I slept in the chapel. There was nothing left of the sanctuary but its niche for l’eau bénite, and over my door was a very lovely cross. Lezo jumped to the conclusion — for the cross had here and there some little twists and scratches making it look like a swastika — that the chapel must secretly have been used by the Cathars. The swastika, that emblem of the Aryans, was brought from central Asia by the Nestorians, the Bogomils and the Cathars, so that before Hitler had any knowledge of it, all the Basque and many Béarnais houses had this noble symbol on their outer walls.
‘Your anti-heretic, Henri de Montpalais, must have been pretty much of a heretic, like all the people in these parts at one time; and like many noblemen who preferred when the battle was lost to save their skin rather than be burnt on the stake, he must have joined the Bishop of Auch as an afterthought. As for his heroism, it must have come, as with so many others of his kind, not from conviction, but from wanting to be convinced. Veni Creator Spiritus…’
Lezo was an incorrigible cynic, to whom human history, indeed mankind, was one large question of grammar and dates. For the rest he believed, like most Spaniards, that man is a fine animal. There is something of the Arab tradition in this division of life into enjoyment — and God.

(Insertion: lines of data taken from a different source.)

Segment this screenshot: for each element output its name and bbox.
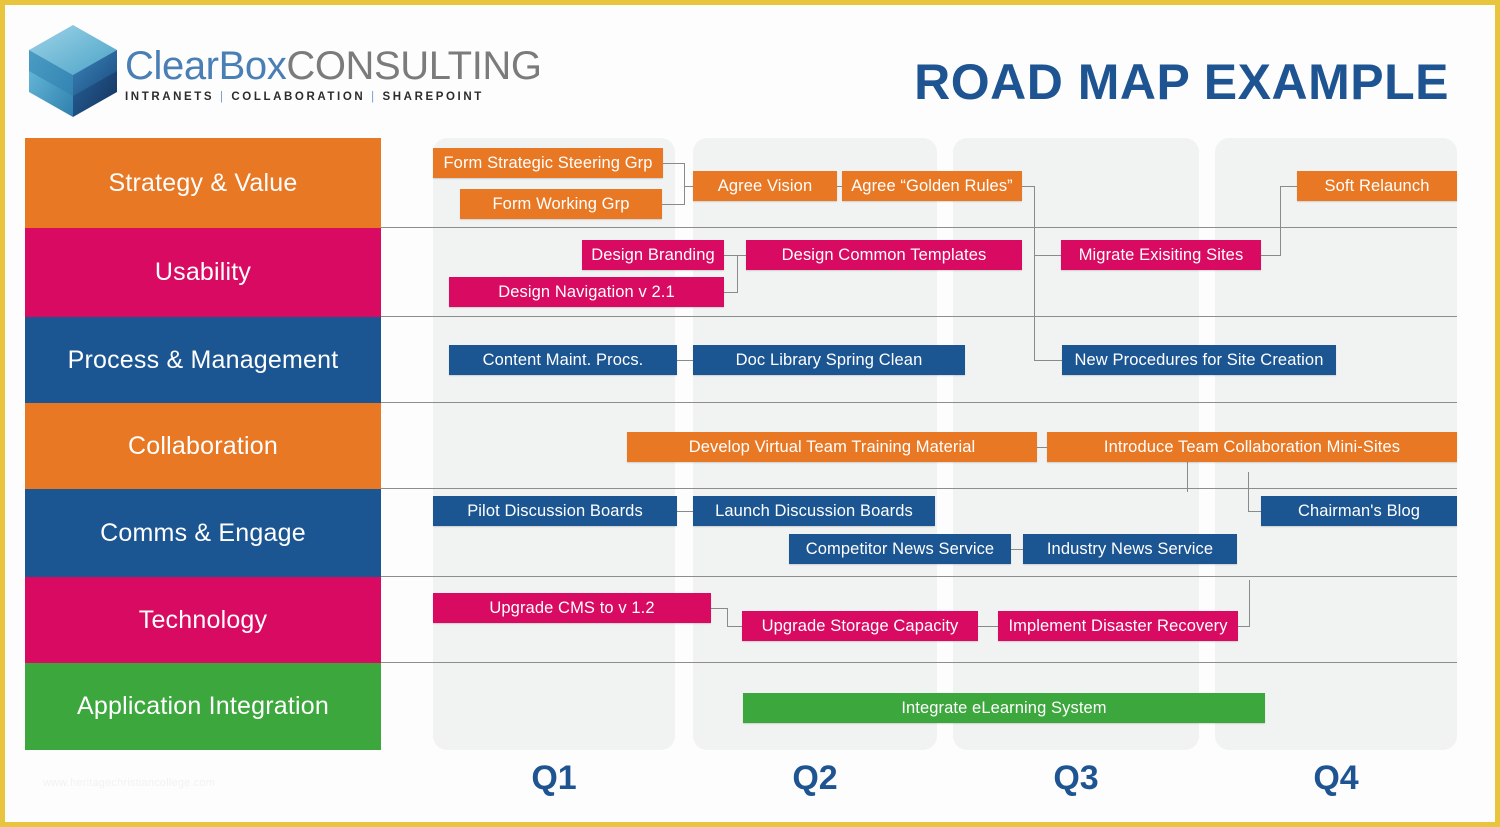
lane-divider (381, 488, 1457, 489)
connector-segment (727, 608, 728, 626)
tagline-collaboration: COLLABORATION (231, 91, 366, 103)
swimlane-technology: Technology (25, 577, 381, 663)
lane-divider (381, 316, 1457, 317)
brand-clear: Clear (125, 44, 219, 88)
connector-segment (677, 360, 694, 361)
connector-segment (677, 511, 694, 512)
cube-logo-icon (29, 25, 117, 117)
connector-segment (737, 255, 738, 293)
task-bar[interactable]: Migrate Exisiting Sites (1061, 240, 1261, 270)
connector-segment (1261, 255, 1281, 256)
task-bar[interactable]: Integrate eLearning System (743, 693, 1265, 723)
clearbox-logo: ClearBoxCONSULTING INTRANETS | COLLABORA… (25, 19, 542, 124)
connector-segment (1034, 186, 1035, 360)
connector-segment (1280, 186, 1281, 256)
task-bar[interactable]: New Procedures for Site Creation (1062, 345, 1336, 375)
roadmap-slide: ClearBoxCONSULTING INTRANETS | COLLABORA… (0, 0, 1500, 827)
brand-box: Box (218, 44, 287, 88)
connector-segment (684, 163, 685, 205)
task-bar[interactable]: Competitor News Service (789, 534, 1011, 564)
swimlane-usability: Usability (25, 228, 381, 317)
task-bar[interactable]: Industry News Service (1023, 534, 1237, 564)
connector-segment (1034, 255, 1062, 256)
connector-segment (724, 255, 738, 256)
task-bar[interactable]: Soft Relaunch (1297, 171, 1457, 201)
quarter-label-q4: Q4 (1313, 759, 1359, 797)
logo-wordmark: ClearBoxCONSULTING INTRANETS | COLLABORA… (125, 45, 542, 103)
page-title: ROAD MAP EXAMPLE (914, 54, 1449, 110)
connector-segment (1249, 580, 1250, 627)
connector-segment (1187, 462, 1188, 492)
task-bar[interactable]: Develop Virtual Team Training Material (627, 432, 1037, 462)
task-bar[interactable]: Design Common Templates (746, 240, 1022, 270)
task-bar[interactable]: Design Navigation v 2.1 (449, 277, 724, 307)
brand-consulting: CONSULTING (286, 44, 542, 88)
connector-segment (1034, 360, 1062, 361)
connector-segment (711, 608, 728, 609)
swimlane-process-management: Process & Management (25, 317, 381, 403)
task-bar[interactable]: Content Maint. Procs. (449, 345, 677, 375)
watermark: www.heritagechristiancollege.com (43, 777, 216, 789)
task-bar[interactable]: Chairman's Blog (1261, 496, 1457, 526)
connector-segment (1248, 472, 1249, 512)
connector-segment (1280, 186, 1298, 187)
task-bar[interactable]: Doc Library Spring Clean (693, 345, 965, 375)
connector-segment (724, 292, 738, 293)
task-bar[interactable]: Pilot Discussion Boards (433, 496, 677, 526)
task-bar[interactable]: Agree Vision (693, 171, 837, 201)
task-bar[interactable]: Agree “Golden Rules” (842, 171, 1022, 201)
lane-divider (381, 576, 1457, 577)
task-bar[interactable]: Upgrade CMS to v 1.2 (433, 593, 711, 623)
lane-divider (381, 662, 1457, 663)
tagline-separator-1: | (214, 91, 232, 103)
task-bar[interactable]: Form Strategic Steering Grp (433, 148, 663, 178)
task-bar[interactable]: Form Working Grp (460, 189, 662, 219)
lane-divider (381, 227, 1457, 228)
quarter-label-q3: Q3 (1053, 759, 1099, 797)
connector-segment (663, 163, 685, 164)
task-bar[interactable]: Design Branding (582, 240, 724, 270)
swimlane-comms-engage: Comms & Engage (25, 489, 381, 577)
swimlane-application-integration: Application Integration (25, 663, 381, 750)
tagline-intranets: INTRANETS (125, 91, 215, 103)
connector-segment (1248, 511, 1262, 512)
quarter-label-q2: Q2 (792, 759, 838, 797)
brand-name: ClearBoxCONSULTING (125, 45, 542, 87)
connector-segment (727, 626, 743, 627)
swimlane-strategy-value: Strategy & Value (25, 138, 381, 228)
lane-divider (381, 402, 1457, 403)
task-bar[interactable]: Launch Discussion Boards (693, 496, 935, 526)
connector-segment (662, 204, 685, 205)
quarter-label-q1: Q1 (531, 759, 577, 797)
connector-segment (978, 626, 999, 627)
brand-tagline: INTRANETS | COLLABORATION | SHAREPOINT (125, 91, 542, 103)
task-bar[interactable]: Introduce Team Collaboration Mini-Sites (1047, 432, 1457, 462)
task-bar[interactable]: Implement Disaster Recovery (998, 611, 1238, 641)
task-bar[interactable]: Upgrade Storage Capacity (742, 611, 978, 641)
slide-header: ClearBoxCONSULTING INTRANETS | COLLABORA… (5, 5, 1495, 133)
tagline-sharepoint: SHAREPOINT (382, 91, 484, 103)
swimlane-collaboration: Collaboration (25, 403, 381, 489)
tagline-separator-2: | (365, 91, 383, 103)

Lezo occupied the large northern room, the one used by Henri de Montpalais himself, and he always had curious dreams there. How much of it was his own invention — for like most Latins he could enjoy a story simply for its own sake — or how much of it was true, was difficult to say. He would sometimes call in Marie, the maid, to bear witness, and Marie would describe in the most elaborate and emphatic way how she had a similar dream of the comte riding wildly into battle, stopping suddenly and shouting, ‘Cowards, give me a glass of water.’ Water, of course, could only have meant death — for wine meant life.
Georges had a small room in the corner by the stables. He liked to live near the animals — it came from his Russian sense of intimacy with all living things. But I think that like people who love concentration he wanted the isolation in which one feels the intimacy of one’s own presence. In a larger place you become one with the fields and the sky, and your eyes seek the height of the mountains.
For the Pyrénées were only a hundred kilometres away, and on a good summer day it would look from Montpalais as though you had only to go right ahead on the white charger to come to this straight wall of white mountain and the heavy Saracen.